„Ich kann es nicht glauben!“ . . . rief Wanja erregt aus.

Der Grieche rauchte schweigend seine Zigarette und blickte lächelnd auf Wanja.

„Was für ein Prachtmensch, wie gut Sie sind!“ strömte der über.

„Es ist mir sehr angenehm, nicht allein zu reisen; wir werden natürlich unterwegs ökonomisch sein, nicht in allzu feinen Hotels, sondern in einheimischen Gasthäusern absteigen.“

„Oh, das wird nur noch lustiger sein!“ freute sich Wanja.

Und bis zum frühen Morgen sprachen sie von der Reise, bestimmten, wo sie Station machen wollten, die Städte, Orte, entwarfen Pläne für Ausflüge — und als Wanja im hellen Sonnenschein auf die grasbewachsene Strasse hinaustrat, wunderte er sich, dass er noch in Wassil sei und noch die Wolga und die dunklen Wälder vor sich sähe.

Dritter Teil

Sie sassen nach dem ‚Tannhäuser‘ zu dreien im Café auf dem Corso und inmitten des geräuschvollen unverständlichen italienischen Stimmengewirrs, beim Klappern der Teller und Gläser mit Gefrorenem, unter den fernen Klängen des Streichorchesters, die durch den Tabaksqualm herüberdrangen, fühlten sie sich vor der bald bevorstehenden Trennung fast intim, besonders freundschaftlich gestimmt. Der Offizier mit einem ganzen Hahnenflügel auf dem Hute und die beiden Damen, die schwarz, aber auffallend gekleidet, am Nebentische sassen, schenkten ihnen keine Aufmerksamkeit und durch die Tüllgardinen des offen stehenden Fensters konnte man die Strassenlaternen, die vorüberfahrenden Equipagen, und die über Trottoir und Fahrdamm vorbeigehenden Fussgänger sehen und man hörte das Rauschen des Springbrunnens auf dem nahen Platze.

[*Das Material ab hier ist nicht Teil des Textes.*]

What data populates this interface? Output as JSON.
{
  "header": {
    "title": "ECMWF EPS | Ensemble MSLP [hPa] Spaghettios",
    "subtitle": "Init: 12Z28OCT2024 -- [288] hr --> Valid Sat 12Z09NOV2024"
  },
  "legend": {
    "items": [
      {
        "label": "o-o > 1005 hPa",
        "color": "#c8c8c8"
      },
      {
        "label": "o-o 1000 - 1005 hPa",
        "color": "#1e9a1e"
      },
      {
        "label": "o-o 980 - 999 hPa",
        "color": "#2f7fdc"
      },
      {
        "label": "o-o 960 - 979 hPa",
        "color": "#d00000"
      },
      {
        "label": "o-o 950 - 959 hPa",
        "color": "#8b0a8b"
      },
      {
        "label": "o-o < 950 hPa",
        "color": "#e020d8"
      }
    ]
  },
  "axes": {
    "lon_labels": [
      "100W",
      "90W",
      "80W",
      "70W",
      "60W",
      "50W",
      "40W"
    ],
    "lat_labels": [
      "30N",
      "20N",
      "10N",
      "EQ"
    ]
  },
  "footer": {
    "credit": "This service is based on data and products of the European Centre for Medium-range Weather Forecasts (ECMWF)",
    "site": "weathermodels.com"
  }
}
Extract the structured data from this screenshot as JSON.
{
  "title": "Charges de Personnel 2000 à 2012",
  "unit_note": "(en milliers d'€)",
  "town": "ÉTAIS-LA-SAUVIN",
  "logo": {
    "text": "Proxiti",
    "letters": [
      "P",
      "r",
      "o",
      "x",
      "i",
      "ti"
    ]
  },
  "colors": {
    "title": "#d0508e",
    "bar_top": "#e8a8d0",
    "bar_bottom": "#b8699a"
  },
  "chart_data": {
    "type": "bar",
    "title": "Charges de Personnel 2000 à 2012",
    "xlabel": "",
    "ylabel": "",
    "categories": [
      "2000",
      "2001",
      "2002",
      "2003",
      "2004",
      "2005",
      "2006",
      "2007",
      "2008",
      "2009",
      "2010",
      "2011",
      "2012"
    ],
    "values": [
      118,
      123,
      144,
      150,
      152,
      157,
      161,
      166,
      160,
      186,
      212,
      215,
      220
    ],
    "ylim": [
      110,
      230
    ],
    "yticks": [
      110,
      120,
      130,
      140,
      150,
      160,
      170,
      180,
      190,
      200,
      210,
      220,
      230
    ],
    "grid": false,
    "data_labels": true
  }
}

Wanja hatte seine Gymnasiastenuniform gegen Zivilkleider vertauscht, die ihm, trotzdem sie ganz gewöhnlich waren, eine gewisse Eleganz verliehen, ohne das Knabenhafte seines Äusseren zu beeinträchtigen. Er sah blass, hoch und schlank aus. Daniil Iwanowitsch, der ‚in der Eigenschaft des Mentors eines reisenden Prinzen‘, wie er scherzend zu sagen pflegte, seinen jungen Freund überallhin begleitete, plauderte jetzt wohlwollend und gönnerhaft mit ihm und Ugo Orsini.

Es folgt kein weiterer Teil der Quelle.